The Truth About Salvation
I am obliged by professional ethics to overcome the dire straits
of HE, while institutions such as LC and LCU are obliged by a threat to their
very existence. Centuries of institutional HE provision has left us with the impression
that these obligations are the same. They are not.
The chief motivation of PSA is not the saving of HEI middlemen and
the model they embody. The purpose of PSA is saving HE and the academics and
students who constitute and depend on it for realization of life aspirations. The
truth is that in the final analysis HEI accreditation is superfluous
where a model like PSA is in place. What fundamentally matters is academic
accreditation, which under PSA comes in the form of legislated professional
licensure – as it does in medicine, law, accounting, engineering, dentistry,
psychiatry, etc. Accreditation as we know it only matters within the HEI model,
where institutions are the principals; but in PSA, individuals are the
principals.
Nevertheless, in introducing the PSA model to HE systems historically
monopolized by the HEI model, it seems a reasonable strategy to use PSA in aid
of a failing university or college – or more precisely, in aid of its brand,
mission, vision, and values. Relying on its established brand and
accreditation, converting an HEI to PSA is a viable means of continuing the
name and aim of an institution that otherwise faces fracture or fatality.
Of course, this sort of salvation might not be for all HEIs,
but it can work for those institutions whose purpose is not fundamentally pecuniary
in nature. At the same time, even in ideal cases there are features of the HEI
model that reveal just how entrenched its institutions have become, as the
example of Watkins College of Art reveals.
In 2020, this quasi-public, fully non-profit, legacy college
was failing and the Board of Trustees sought a merger with Belmont University
as a means of saving the HEI. During the process, one teacher and two students
took the Board to court in hopes of securing an injunction against the merger.
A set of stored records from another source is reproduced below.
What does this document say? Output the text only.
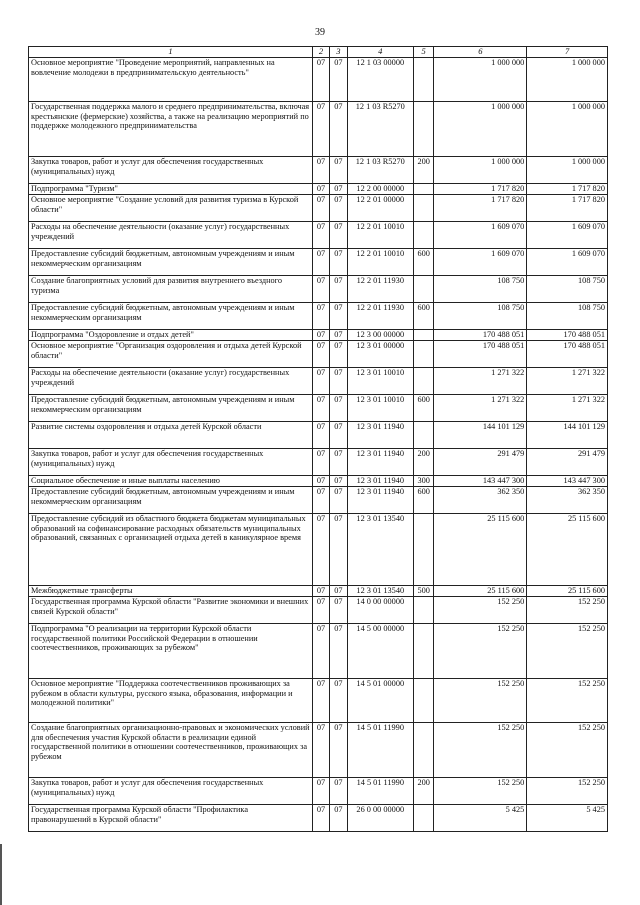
39
1	2	3	4	5	6	7
Основное мероприятие "Проведение мероприятий, направленных на вовлечение молодежи в предпринимательскую деятельность"	07	07	12 1 03 00000		1 000 000	1 000 000
Государственная поддержка малого и среднего предпринимательства, включая крестьянские (фермерские) хозяйства, а также на реализацию мероприятий по поддержке молодежного предпринимательства	07	07	12 1 03 R5270		1 000 000	1 000 000
Закупка товаров, работ и услуг для обеспечения государственных (муниципальных) нужд	07	07	12 1 03 R5270	200	1 000 000	1 000 000
Подпрограмма "Туризм"	07	07	12 2 00 00000		1 717 820	1 717 820
Основное мероприятие "Создание условий для развития туризма в Курской области"	07	07	12 2 01 00000		1 717 820	1 717 820
Расходы на обеспечение деятельности (оказание услуг) государственных учреждений	07	07	12 2 01 10010		1 609 070	1 609 070
Предоставление субсидий бюджетным, автономным учреждениям и иным некоммерческим организациям	07	07	12 2 01 10010	600	1 609 070	1 609 070
Создание благоприятных условий для развития внутреннего въездного туризма	07	07	12 2 01 11930		108 750	108 750
Предоставление субсидий бюджетным, автономным учреждениям и иным некоммерческим организациям	07	07	12 2 01 11930	600	108 750	108 750
Подпрограмма "Оздоровление и отдых детей"	07	07	12 3 00 00000		170 488 051	170 488 051
Основное мероприятие "Организация оздоровления и отдыха детей Курской области"	07	07	12 3 01 00000		170 488 051	170 488 051
Расходы на обеспечение деятельности (оказание услуг) государственных учреждений	07	07	12 3 01 10010		1 271 322	1 271 322
Предоставление субсидий бюджетным, автономным учреждениям и иным некоммерческим организациям	07	07	12 3 01 10010	600	1 271 322	1 271 322
Развитие системы оздоровления и отдыха детей Курской области	07	07	12 3 01 11940		144 101 129	144 101 129
Закупка товаров, работ и услуг для обеспечения государственных (муниципальных) нужд	07	07	12 3 01 11940	200	291 479	291 479
Социальное обеспечение и иные выплаты населению	07	07	12 3 01 11940	300	143 447 300	143 447 300
Предоставление субсидий бюджетным, автономным учреждениям и иным некоммерческим организациям	07	07	12 3 01 11940	600	362 350	362 350
Предоставление субсидий из областного бюджета бюджетам муниципальных образований на софинансирование расходных обязательств муниципальных образований, связанных с организацией отдыха детей в каникулярное время	07	07	12 3 01 13540		25 115 600	25 115 600
Межбюджетные трансферты	07	07	12 3 01 13540	500	25 115 600	25 115 600
Государственная программа Курской области "Развитие экономики и внешних связей Курской области"	07	07	14 0 00 00000		152 250	152 250
Подпрограмма "О реализации на территории Курской области государственной политики Российской Федерации в отношении соотечественников, проживающих за рубежом"	07	07	14 5 00 00000		152 250	152 250
Основное мероприятие "Поддержка соотечественников проживающих за рубежом в области культуры, русского языка, образования, информации и молодежной политики"	07	07	14 5 01 00000		152 250	152 250
Создание благоприятных организационно-правовых и экономических условий для обеспечения участия Курской области в реализации единой государственной политики в отношении соотечественников, проживающих за рубежом	07	07	14 5 01 11990		152 250	152 250
Закупка товаров, работ и услуг для обеспечения государственных (муниципальных) нужд	07	07	14 5 01 11990	200	152 250	152 250
Государственная программа Курской области "Профилактика правонарушений в Курской области"	07	07	26 0 00 00000		5 425	5 425
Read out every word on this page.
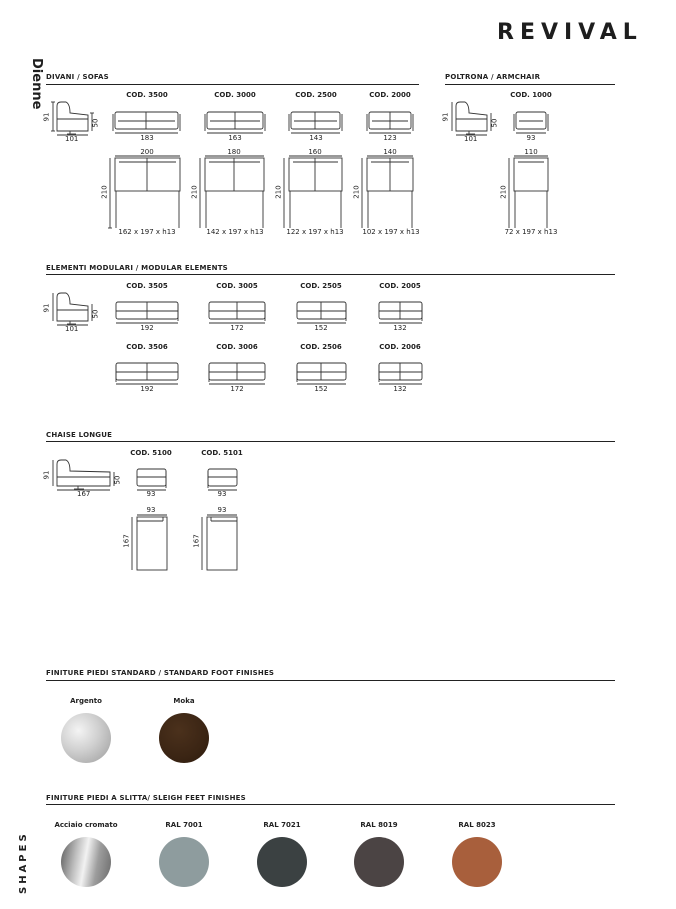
REVIVAL
Dienne
SHAPES
DIVANI / SOFAS	POLTRONA / ARMCHAIR
ELEMENTI MODULARI / MODULAR ELEMENTS
CHAISE LONGUE
FINITURE PIEDI STANDARD / STANDARD FOOT FINISHES
FINITURE PIEDI A SLITTA/ SLEIGH FEET FINISHES
91
50
101
91
50
101
91
50
101
91
50
167
COD. 3500	COD. 3000	COD. 2500	COD. 2000	COD. 1000
183	163	143	123	93
200	180	160	140	110
210	210	210	210	210
162 x 197 x h13	142 x 197 x h13	122 x 197 x h13	102 x 197 x h13	72 x 197 x h13
COD. 3505	COD. 3005	COD. 2505	COD. 2005
192	172	152	132
COD. 3506	COD. 3006	COD. 2506	COD. 2006
192	172	152	132
COD. 5100	COD. 5101
93	93
93	93
167	167
Argento	Moka
Acciaio cromato	RAL 7001	RAL 7021	RAL 8019	RAL 8023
A
Nashville judge and the Chancellor “found that the students and teacher lacked standing to stop the merger…since Watkins is governed by the Tennessee
Nonprofit Corporation Act.” In the
end, Watkins merged with Belmont.
Maybe that was the best thing for both HEI corporations.
Maybe that was the best thing for the staff, faculty and students that constitute
these institutions. I don’t’ know. What I do know is that this case reveals just
how far HE has moved from its roots, where the principal individuals – academics
and students – had unquestioned standing in decisions related to the content, delivery
and direction of HE. Today, corporate institutions stand alone against individuals.
This post was an exploration of an HEI-PSA affiliated model. No doubt more needs to be said and I invite all to the discourse.